In a landmark case, the Washington Supreme Court re-affirmed the principal that a trustee conducting a non-judicial foreclosure (a foreclosure that is not under the auspices of the Superior Court) owes an duty to both the lender and the borrower and can be liable to the borrower for failure to properly exercise the trustee’s discretion in conducting a sale.[i]
Justice Chambers, writing for the majority, provided: “The power to sell another person’s property, often the family home itself, is a tremendous power to vest in anyone’s hands.” Chambers wrote that the law “requires that trustee to be evenhanded to both sides and to strictly follow the law.” In this case, the Supreme Court ruled that Washington Mutual Bank (“WaMu”), one of the West Coast’s major players in the foreclosure industry, violated the state Consumer Protection Act (“CPA”) by falsely notarizing legal documents and not considering requests to delay the auction of a Whidbey Island home.

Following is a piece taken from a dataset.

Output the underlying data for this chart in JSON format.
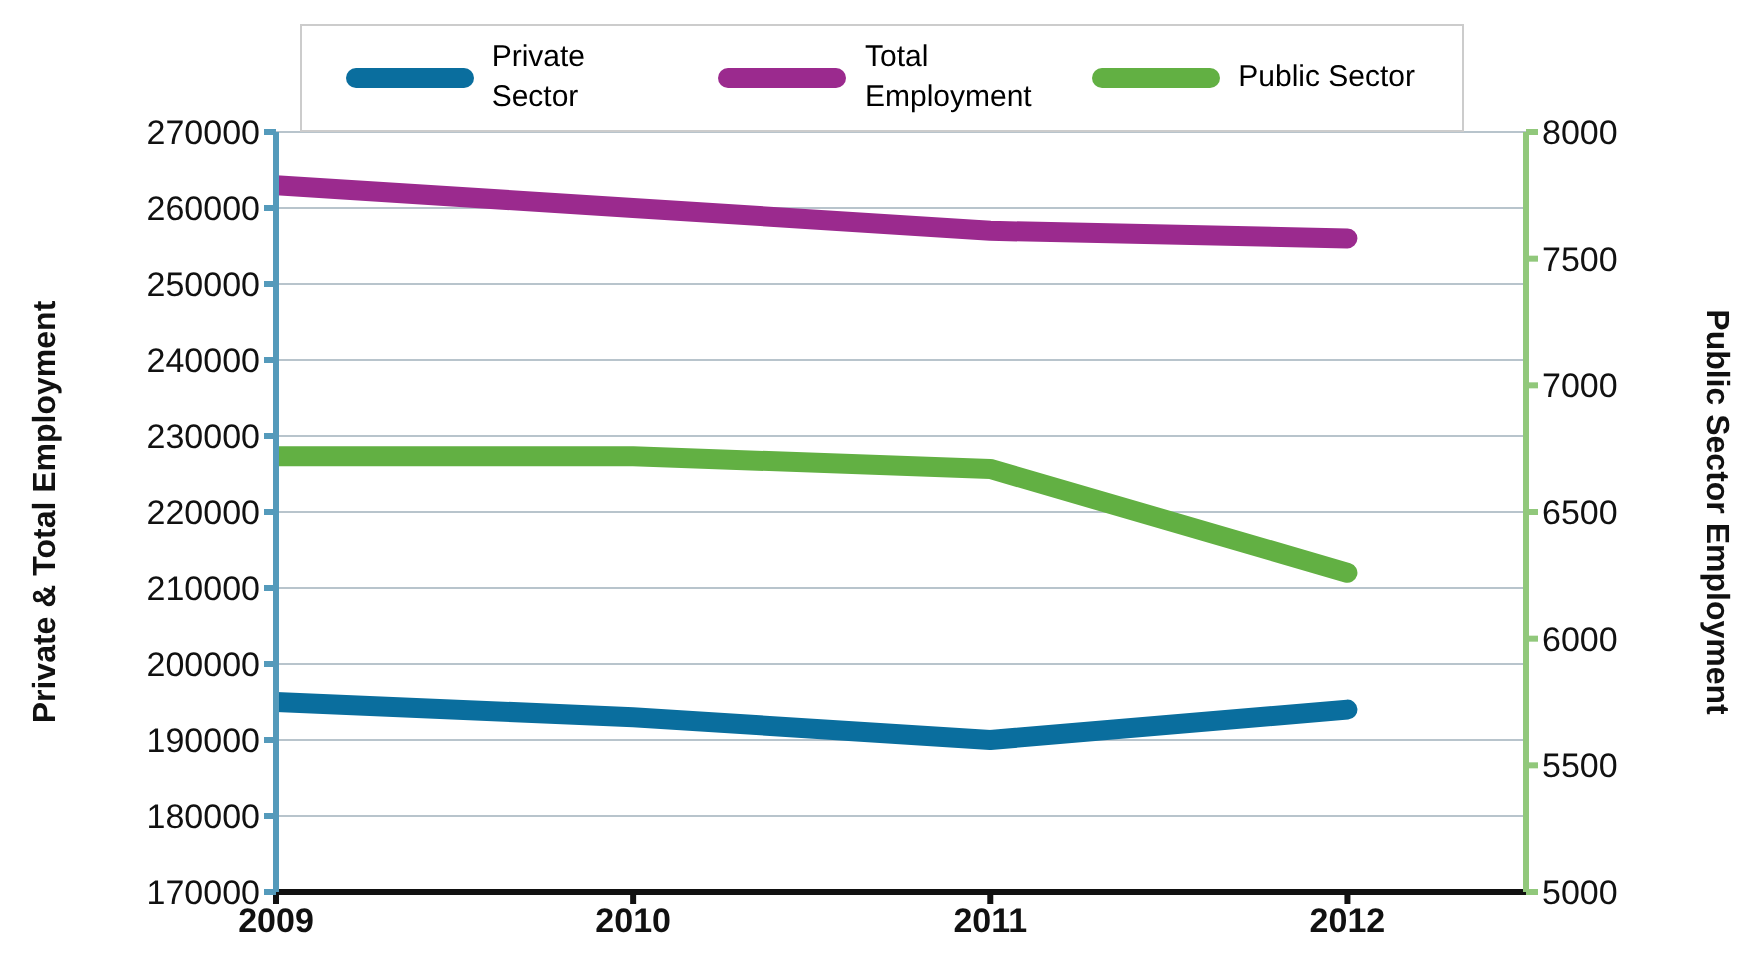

In 2008, the nonprofit group Puget Sound Guardians sued WaMu and Quality Loan Service Corporation (“Quality”) for allegedly violating the CPA after the trustee (Quality) sold Dorothy Halstien’s home at a foreclosure auction for a dollar more than the $83,087.67 that the disabled senior owed, stripping Halstien of more than $150,000 in equity. The property’s new owners quickly flipped the home, selling the property for $235,000. Halstien owed WaMu about $75,000 at the time she developed dementia and had a guardian appointed. The cost of her medical care ate up funds to pay the mortgage. She died in late 2008 at 76.
The Court held that Quality falsely notarized the date on the notice of trustee sale and apparently trained its notaries to do this regularly from 2004 to 2007. Had the notice of sale been correctly dated, the foreclosure auction would have been delayed at least a week, the Court said. That was important because there was a pending sale that Halstien’s guardian had secured that may have closed had the trustee agreed to continue the sale at the request of the guardian.
In Washington, trustees have the discretion to postpone foreclosure sales. However, Quality testified that it only would continue a sale if agreed to by the lender. In fact, Quality had a written agreement with WaMu that forbade it from postponing a sale without the bank’s approval.
In the majority opinion, Justice Chambers concluded “that it is an unfair or deceptive act or practice under the CPA for a trustee of a nonjudicial foreclosure to fail to exercise its authority to decide whether to delay a sale.”